News of a recent security breach in the US electrical grid is prompting new security worries and calls for better protection.
A report in The Wall Street Journal claimed that spies from China and Russia had breached security protections on US electrical grids, and installed software which could have been used to cripple systems such as water treatment centres and power plants.
The report noted that no malicious activity had taken place. However, given the severity of such an attack, security experts are issuing dire warnings that protections must be improved.
Phyllis Schneck, vice president of threat intelligence at McAfee, said that the incidents show just how deep our dependence on IT has become, and how vulnerable populations can be when electrical grids are compromised.
"A cyber event can cause a catastrophic physical event," Schneck explained. "As humans it tends to be our habit to build for availability before we put security in. This is a wake-up call in building security into every layer of our infrastructure."
The possibility of a cyber attack on public utilities is not new.

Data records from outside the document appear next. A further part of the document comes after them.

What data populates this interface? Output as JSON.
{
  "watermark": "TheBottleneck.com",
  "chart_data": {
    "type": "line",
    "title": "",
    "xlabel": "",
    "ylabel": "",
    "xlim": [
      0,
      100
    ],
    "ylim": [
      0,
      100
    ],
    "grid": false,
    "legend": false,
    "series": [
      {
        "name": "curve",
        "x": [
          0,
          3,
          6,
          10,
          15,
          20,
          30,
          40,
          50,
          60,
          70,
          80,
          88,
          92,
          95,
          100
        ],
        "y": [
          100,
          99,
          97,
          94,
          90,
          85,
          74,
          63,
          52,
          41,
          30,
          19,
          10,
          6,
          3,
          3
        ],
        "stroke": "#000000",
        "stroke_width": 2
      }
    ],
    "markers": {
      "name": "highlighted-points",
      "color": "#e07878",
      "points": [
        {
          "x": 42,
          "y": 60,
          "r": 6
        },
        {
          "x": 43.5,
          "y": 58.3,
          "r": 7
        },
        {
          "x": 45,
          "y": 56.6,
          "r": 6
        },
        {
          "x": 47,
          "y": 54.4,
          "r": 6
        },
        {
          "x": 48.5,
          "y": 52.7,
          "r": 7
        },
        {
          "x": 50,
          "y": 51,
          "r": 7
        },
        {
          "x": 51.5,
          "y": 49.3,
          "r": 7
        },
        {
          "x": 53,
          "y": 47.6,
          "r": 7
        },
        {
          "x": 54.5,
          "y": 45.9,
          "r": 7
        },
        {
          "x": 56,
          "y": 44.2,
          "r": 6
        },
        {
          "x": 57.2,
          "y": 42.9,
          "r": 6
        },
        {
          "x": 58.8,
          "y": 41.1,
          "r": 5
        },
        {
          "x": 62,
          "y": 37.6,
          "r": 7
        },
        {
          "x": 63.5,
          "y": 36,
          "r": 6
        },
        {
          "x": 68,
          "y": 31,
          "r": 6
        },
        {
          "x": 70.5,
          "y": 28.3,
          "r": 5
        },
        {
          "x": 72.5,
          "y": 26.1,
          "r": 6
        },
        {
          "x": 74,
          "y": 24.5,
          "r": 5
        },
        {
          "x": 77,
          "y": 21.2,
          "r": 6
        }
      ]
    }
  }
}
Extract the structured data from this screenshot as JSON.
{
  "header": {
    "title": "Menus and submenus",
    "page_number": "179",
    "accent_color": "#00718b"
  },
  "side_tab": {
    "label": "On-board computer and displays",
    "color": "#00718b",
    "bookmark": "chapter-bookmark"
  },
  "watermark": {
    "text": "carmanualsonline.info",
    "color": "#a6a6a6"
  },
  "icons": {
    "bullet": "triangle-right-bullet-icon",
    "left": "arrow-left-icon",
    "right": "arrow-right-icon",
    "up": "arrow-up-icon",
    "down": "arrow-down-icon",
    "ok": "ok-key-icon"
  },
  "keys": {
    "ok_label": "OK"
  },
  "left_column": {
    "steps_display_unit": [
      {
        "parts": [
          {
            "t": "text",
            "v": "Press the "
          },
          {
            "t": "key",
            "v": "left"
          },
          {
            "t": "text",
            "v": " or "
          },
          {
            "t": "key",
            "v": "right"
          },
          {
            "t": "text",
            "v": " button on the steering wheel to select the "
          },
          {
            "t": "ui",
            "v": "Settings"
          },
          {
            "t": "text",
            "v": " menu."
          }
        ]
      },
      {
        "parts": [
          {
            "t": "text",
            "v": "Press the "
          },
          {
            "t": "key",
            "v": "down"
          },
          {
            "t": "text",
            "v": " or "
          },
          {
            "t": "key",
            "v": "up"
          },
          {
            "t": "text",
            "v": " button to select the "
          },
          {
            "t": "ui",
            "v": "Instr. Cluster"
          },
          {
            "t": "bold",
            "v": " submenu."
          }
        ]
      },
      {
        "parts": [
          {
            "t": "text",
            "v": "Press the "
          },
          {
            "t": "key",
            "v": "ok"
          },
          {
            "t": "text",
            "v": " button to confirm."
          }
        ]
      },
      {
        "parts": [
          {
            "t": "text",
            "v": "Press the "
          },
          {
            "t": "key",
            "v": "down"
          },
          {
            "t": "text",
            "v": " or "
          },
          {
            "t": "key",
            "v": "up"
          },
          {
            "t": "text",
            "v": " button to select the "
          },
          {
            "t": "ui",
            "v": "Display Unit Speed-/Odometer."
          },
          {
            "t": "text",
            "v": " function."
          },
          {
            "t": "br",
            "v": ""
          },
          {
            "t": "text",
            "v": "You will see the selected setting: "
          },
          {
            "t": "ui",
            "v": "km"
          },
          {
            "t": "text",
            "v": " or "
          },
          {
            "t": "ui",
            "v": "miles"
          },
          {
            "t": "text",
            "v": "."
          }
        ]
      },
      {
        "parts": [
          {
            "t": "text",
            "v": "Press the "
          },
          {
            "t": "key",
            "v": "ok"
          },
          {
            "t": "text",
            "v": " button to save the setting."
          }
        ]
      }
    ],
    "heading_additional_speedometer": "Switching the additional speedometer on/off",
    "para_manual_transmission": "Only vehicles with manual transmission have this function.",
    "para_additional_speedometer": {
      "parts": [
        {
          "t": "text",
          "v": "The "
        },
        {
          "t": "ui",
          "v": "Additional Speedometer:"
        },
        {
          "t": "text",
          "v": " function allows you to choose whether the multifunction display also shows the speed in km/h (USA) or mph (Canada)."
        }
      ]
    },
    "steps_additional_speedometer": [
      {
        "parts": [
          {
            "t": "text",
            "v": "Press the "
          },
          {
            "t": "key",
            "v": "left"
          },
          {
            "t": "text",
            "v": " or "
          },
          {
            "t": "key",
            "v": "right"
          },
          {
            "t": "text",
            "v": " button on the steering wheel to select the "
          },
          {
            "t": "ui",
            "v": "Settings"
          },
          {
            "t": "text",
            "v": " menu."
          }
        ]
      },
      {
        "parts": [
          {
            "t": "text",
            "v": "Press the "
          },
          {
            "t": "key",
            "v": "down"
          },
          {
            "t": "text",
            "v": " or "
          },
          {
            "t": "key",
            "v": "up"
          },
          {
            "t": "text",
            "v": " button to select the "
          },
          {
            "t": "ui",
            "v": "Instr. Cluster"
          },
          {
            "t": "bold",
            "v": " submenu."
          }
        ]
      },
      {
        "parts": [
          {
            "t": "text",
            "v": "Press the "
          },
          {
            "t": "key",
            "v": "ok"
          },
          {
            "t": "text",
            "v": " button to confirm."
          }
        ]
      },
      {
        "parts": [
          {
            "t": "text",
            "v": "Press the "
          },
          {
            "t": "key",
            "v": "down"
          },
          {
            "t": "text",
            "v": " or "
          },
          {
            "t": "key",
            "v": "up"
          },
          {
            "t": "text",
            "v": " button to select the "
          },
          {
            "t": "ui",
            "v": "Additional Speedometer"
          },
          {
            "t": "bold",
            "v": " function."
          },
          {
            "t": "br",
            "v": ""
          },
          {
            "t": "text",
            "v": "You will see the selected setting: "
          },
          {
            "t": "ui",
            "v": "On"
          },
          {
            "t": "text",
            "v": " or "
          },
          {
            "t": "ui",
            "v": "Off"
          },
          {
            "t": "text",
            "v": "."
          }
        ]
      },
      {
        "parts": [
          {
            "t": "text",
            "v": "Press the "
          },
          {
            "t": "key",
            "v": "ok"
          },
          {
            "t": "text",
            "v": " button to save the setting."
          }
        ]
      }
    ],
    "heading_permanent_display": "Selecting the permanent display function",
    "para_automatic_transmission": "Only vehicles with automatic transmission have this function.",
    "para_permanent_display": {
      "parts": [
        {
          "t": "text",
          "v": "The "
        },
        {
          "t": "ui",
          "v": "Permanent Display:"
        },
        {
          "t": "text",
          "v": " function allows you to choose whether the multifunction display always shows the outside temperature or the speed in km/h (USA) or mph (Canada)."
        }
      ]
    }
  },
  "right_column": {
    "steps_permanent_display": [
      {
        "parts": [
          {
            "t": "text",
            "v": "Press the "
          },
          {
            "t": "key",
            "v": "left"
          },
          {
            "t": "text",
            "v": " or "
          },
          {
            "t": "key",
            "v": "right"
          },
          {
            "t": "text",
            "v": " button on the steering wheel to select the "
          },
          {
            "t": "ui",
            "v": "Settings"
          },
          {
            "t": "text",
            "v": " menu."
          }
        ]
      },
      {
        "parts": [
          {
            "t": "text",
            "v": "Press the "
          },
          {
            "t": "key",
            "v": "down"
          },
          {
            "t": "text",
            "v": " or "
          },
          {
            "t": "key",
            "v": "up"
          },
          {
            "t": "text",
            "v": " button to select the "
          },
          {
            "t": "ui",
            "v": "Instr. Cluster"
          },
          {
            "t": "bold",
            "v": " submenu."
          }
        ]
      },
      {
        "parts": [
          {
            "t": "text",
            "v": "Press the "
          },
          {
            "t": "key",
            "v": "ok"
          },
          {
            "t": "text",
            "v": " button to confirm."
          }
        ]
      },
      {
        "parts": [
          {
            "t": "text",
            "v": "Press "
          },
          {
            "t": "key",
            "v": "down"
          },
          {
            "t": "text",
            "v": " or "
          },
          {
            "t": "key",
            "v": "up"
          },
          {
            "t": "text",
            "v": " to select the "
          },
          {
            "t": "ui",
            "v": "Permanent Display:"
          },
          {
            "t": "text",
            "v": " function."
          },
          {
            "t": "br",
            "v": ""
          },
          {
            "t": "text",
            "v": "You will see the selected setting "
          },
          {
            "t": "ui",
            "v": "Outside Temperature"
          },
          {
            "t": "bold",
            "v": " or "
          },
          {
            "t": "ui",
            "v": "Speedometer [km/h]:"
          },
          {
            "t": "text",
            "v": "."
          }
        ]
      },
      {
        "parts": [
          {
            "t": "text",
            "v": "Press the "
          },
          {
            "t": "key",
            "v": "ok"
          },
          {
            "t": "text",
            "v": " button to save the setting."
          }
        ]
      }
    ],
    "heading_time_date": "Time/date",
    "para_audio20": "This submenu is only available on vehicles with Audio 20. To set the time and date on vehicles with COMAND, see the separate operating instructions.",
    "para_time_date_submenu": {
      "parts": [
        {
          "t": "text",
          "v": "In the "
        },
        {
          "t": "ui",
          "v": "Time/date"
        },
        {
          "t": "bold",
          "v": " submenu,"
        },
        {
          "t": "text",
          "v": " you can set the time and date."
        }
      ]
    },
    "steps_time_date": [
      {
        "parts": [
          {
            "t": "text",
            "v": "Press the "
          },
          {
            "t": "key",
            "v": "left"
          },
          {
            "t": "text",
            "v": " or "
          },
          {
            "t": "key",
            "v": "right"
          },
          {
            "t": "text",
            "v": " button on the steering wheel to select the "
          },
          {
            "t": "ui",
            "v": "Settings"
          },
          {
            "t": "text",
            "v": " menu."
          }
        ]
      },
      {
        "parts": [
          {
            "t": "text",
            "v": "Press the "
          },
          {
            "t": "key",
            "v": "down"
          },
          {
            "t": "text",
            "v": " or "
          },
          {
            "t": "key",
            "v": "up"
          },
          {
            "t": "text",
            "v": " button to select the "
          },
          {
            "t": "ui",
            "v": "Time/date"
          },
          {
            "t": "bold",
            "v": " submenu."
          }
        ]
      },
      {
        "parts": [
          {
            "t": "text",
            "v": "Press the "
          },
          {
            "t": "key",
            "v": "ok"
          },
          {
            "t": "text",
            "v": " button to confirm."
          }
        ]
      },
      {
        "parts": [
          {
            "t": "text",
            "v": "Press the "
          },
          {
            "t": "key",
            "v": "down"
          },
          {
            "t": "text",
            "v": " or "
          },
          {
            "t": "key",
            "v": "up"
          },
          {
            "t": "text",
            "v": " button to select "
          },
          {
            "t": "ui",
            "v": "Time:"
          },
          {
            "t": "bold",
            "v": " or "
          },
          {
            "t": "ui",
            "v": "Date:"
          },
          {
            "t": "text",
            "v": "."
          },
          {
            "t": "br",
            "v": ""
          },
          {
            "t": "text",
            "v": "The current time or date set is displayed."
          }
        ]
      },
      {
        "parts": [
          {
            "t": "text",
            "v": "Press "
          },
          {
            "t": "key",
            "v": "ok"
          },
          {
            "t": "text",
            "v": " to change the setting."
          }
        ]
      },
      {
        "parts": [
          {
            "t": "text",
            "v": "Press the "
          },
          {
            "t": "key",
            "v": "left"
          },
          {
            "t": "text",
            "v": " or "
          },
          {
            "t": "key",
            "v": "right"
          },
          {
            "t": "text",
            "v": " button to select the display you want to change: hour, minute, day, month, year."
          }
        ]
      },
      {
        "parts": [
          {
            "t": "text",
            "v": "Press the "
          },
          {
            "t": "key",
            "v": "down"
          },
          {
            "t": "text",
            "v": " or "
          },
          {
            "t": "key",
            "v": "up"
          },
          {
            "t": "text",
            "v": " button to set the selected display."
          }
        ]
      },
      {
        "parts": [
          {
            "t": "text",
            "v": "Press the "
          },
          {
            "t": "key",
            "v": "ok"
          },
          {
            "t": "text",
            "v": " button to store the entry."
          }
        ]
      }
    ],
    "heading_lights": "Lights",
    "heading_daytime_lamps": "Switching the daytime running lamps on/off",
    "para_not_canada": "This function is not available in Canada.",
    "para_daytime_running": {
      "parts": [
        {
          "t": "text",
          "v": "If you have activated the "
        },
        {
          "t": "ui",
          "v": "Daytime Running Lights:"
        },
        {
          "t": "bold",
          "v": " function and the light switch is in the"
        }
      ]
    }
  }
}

Last year, the US government released the findings of its Cyber Storm 2 exercise which simulated an attack on corporate and government IT systems across a number of countries.
It was acknowledged at the time that all sides needed to improve, particularly regarding communication and interaction in the event of an attack.
Schneck maintained that the latest development only reaffirms the need to improve the understanding and protection of these government and private infrastructure systems.
"Today's story is not the first, [and] it won't be the last," she said. "We have not yet made securing these systems the priority that it needs to be."